Thereby strong advice to cascade to employees are do not believe it is easy to recognize a phishing email, and “it is better to be safe than sorry”.

30 days to go until 2023, and a World Cup in attackers’ sight…

Besides the Holiday season, the 2022 year is also special because of the FIFA World Cup currently taking place in Qatar. It is expected to be heavily targeted, and even cause a hike in cyberattacks by cyber gangs, and state-sponsored advanced persistent threat (APT) groups. The finale on the upcoming December 18th is expected to be a very sensitive moment cybersecurity wise.

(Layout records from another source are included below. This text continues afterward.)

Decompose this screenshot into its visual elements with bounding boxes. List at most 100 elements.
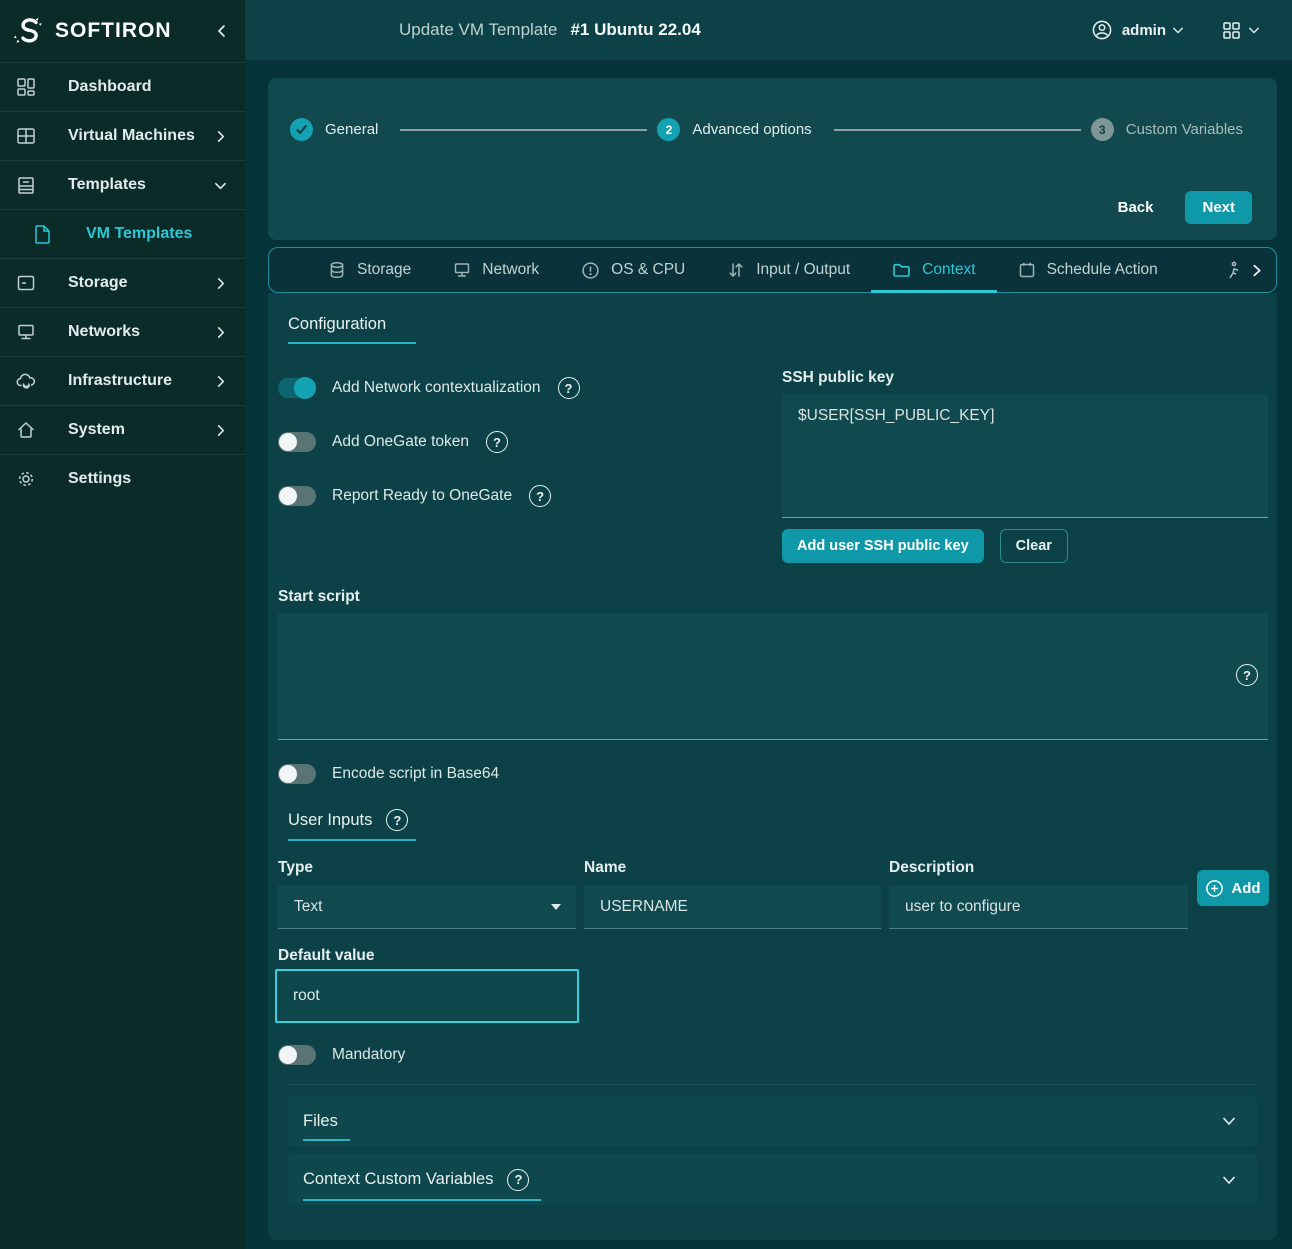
ssh-buttons: Add user SSH public key Clear xyxy=(782,529,1068,563)
start-script-textarea[interactable] xyxy=(278,613,1268,740)
calendar-icon xyxy=(1018,261,1036,279)
toggle-row-onegate-token: Add OneGate token ? xyxy=(278,431,509,453)
tab-label: Storage xyxy=(357,261,412,278)
description-input[interactable] xyxy=(889,885,1188,929)
context-custom-variables-accordion[interactable]: Context Custom Variables ? xyxy=(288,1154,1257,1205)
files-accordion[interactable]: Files xyxy=(288,1096,1257,1146)
arrows-up-down-icon xyxy=(727,261,745,279)
step-label-general: General xyxy=(325,121,379,138)
infrastructure-icon xyxy=(16,371,36,391)
configuration-section-title: Configuration xyxy=(288,315,417,344)
chevron-down-icon xyxy=(1172,24,1184,36)
tab-input-output[interactable]: Input / Output xyxy=(706,248,871,292)
plus-circle-icon xyxy=(1205,879,1224,898)
accordion-title-text: Context Custom Variables xyxy=(303,1170,494,1188)
header-right: admin xyxy=(1091,19,1292,41)
help-icon[interactable]: ? xyxy=(386,809,409,831)
stepper: General 2 Advanced options 3 Custom Vari… xyxy=(268,118,1277,141)
network-contextualization-toggle[interactable] xyxy=(278,377,316,399)
sidebar: SOFTIRON Dashboard Virtual Machines Temp… xyxy=(0,0,245,1249)
user-name: admin xyxy=(1121,21,1166,39)
chevron-right-icon xyxy=(214,375,227,388)
templates-icon xyxy=(16,175,36,195)
tab-label: OS & CPU xyxy=(611,261,686,278)
sidebar-item-storage[interactable]: Storage xyxy=(0,258,245,307)
ssh-key-area-wrap: $USER[SSH_PUBLIC_KEY] xyxy=(782,394,1268,518)
sidebar-item-system[interactable]: System xyxy=(0,405,245,454)
sidebar-item-label: System xyxy=(68,421,125,438)
networks-icon xyxy=(16,322,36,342)
system-home-icon xyxy=(16,420,36,440)
sidebar-item-vm-templates[interactable]: VM Templates xyxy=(0,209,245,258)
storage-icon xyxy=(16,273,36,293)
chevron-down-icon[interactable] xyxy=(1221,1113,1237,1129)
toggle-label: Report Ready to OneGate xyxy=(332,487,513,504)
start-script-area-wrap xyxy=(278,613,1268,740)
chevron-down-icon xyxy=(214,179,227,192)
accordion-title-text: Files xyxy=(303,1111,338,1130)
sidebar-item-dashboard[interactable]: Dashboard xyxy=(0,62,245,111)
context-tab-panel: Configuration Add Network contextualizat… xyxy=(268,293,1277,1240)
tab-storage[interactable]: Storage xyxy=(307,248,432,292)
onegate-token-toggle[interactable] xyxy=(278,432,316,452)
add-user-input-button[interactable]: Add xyxy=(1197,870,1269,906)
help-icon[interactable]: ? xyxy=(486,431,509,453)
step-done-check-icon xyxy=(290,118,313,141)
sidebar-item-virtual-machines[interactable]: Virtual Machines xyxy=(0,111,245,160)
tab-network[interactable]: Network xyxy=(432,248,560,292)
page-title: Update VM Template xyxy=(399,20,558,39)
toggle-row-network-contextualization: Add Network contextualization ? xyxy=(278,377,580,399)
chevron-down-icon xyxy=(551,904,561,910)
help-icon[interactable]: ? xyxy=(557,377,580,399)
ssh-public-key-textarea[interactable]: $USER[SSH_PUBLIC_KEY] xyxy=(782,394,1268,518)
brand-name: SOFTIRON xyxy=(55,19,172,42)
mandatory-toggle[interactable] xyxy=(278,1045,316,1065)
type-select-value: Text xyxy=(294,897,323,915)
document-icon xyxy=(34,224,52,244)
type-select[interactable]: Text xyxy=(278,885,576,929)
encode-base64-toggle[interactable] xyxy=(278,764,316,784)
report-ready-toggle[interactable] xyxy=(278,486,316,506)
name-input[interactable] xyxy=(584,885,881,929)
chevron-right-icon xyxy=(214,424,227,437)
step-label-advanced-options: Advanced options xyxy=(692,121,812,138)
help-icon[interactable]: ? xyxy=(507,1168,530,1191)
top-header: Update VM Template #1 Ubuntu 22.04 admin xyxy=(245,0,1292,60)
help-icon[interactable]: ? xyxy=(529,485,552,507)
tabs-scroll-next-icon[interactable] xyxy=(1249,263,1264,278)
tab-schedule-action[interactable]: Schedule Action xyxy=(997,248,1179,292)
toggle-label: Add Network contextualization xyxy=(332,379,541,396)
section-divider xyxy=(288,1084,1257,1085)
files-accordion-title: Files xyxy=(303,1102,350,1141)
context-custom-variables-title: Context Custom Variables ? xyxy=(303,1159,542,1201)
sidebar-item-infrastructure[interactable]: Infrastructure xyxy=(0,356,245,405)
user-inputs-section-title: User Inputs ? xyxy=(288,809,417,841)
database-icon xyxy=(328,261,346,279)
info-circle-icon xyxy=(581,261,600,280)
sidebar-item-templates[interactable]: Templates xyxy=(0,160,245,209)
next-button[interactable]: Next xyxy=(1185,191,1252,224)
apps-menu[interactable] xyxy=(1222,21,1260,40)
virtual-machines-icon xyxy=(16,126,36,146)
sidebar-collapse-icon[interactable] xyxy=(215,24,229,38)
sidebar-item-settings[interactable]: Settings xyxy=(0,454,245,503)
help-icon[interactable]: ? xyxy=(1236,664,1258,686)
tab-context[interactable]: Context xyxy=(871,248,998,293)
sidebar-item-label: VM Templates xyxy=(86,225,193,242)
section-title-text: Configuration xyxy=(288,315,387,333)
folder-icon xyxy=(892,261,911,279)
user-menu[interactable]: admin xyxy=(1091,19,1184,41)
tab-os-cpu[interactable]: OS & CPU xyxy=(560,248,706,292)
tab-label: Schedule Action xyxy=(1046,261,1158,278)
default-value-input[interactable] xyxy=(275,969,579,1023)
sidebar-item-networks[interactable]: Networks xyxy=(0,307,245,356)
apps-grid-icon xyxy=(1222,21,1241,40)
chevron-down-icon[interactable] xyxy=(1221,1172,1237,1188)
add-user-ssh-key-button[interactable]: Add user SSH public key xyxy=(782,529,984,563)
settings-gear-icon xyxy=(16,469,36,489)
section-title-text: User Inputs xyxy=(288,810,373,829)
clear-ssh-key-button[interactable]: Clear xyxy=(999,529,1068,563)
back-button[interactable]: Back xyxy=(1112,198,1160,217)
toggle-label: Add OneGate token xyxy=(332,433,470,450)
tab-label: Input / Output xyxy=(756,261,851,278)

Some cybersecurity threats already arose: fake domains impersonating the World Cup web properties, phishing websites for data thefts, fraudulent social media pages for spear phishing or scams, and malicious mobile apps. In addition the French National Council on Information and Liberties (CNIL) already warned about the two applications supporters are required to download, and which appear to be very similar to spyware: Hayya, dedicated to the World Cup 2022 logistics, and Ehteraz for Covid-19 watch purposes.

Given the highly intense activity of malicious actors this year, we can expect that the 2022 FIFA World Cup will be targeted in a way: potentially with DDoS, defacement or data destruction attacks.


Notes

[1] The Eisenhower matrix is also referred as the urgent-important matrix help to sort out, decide on and prioritize tasks on the two variables that are “Important” and “Urgent.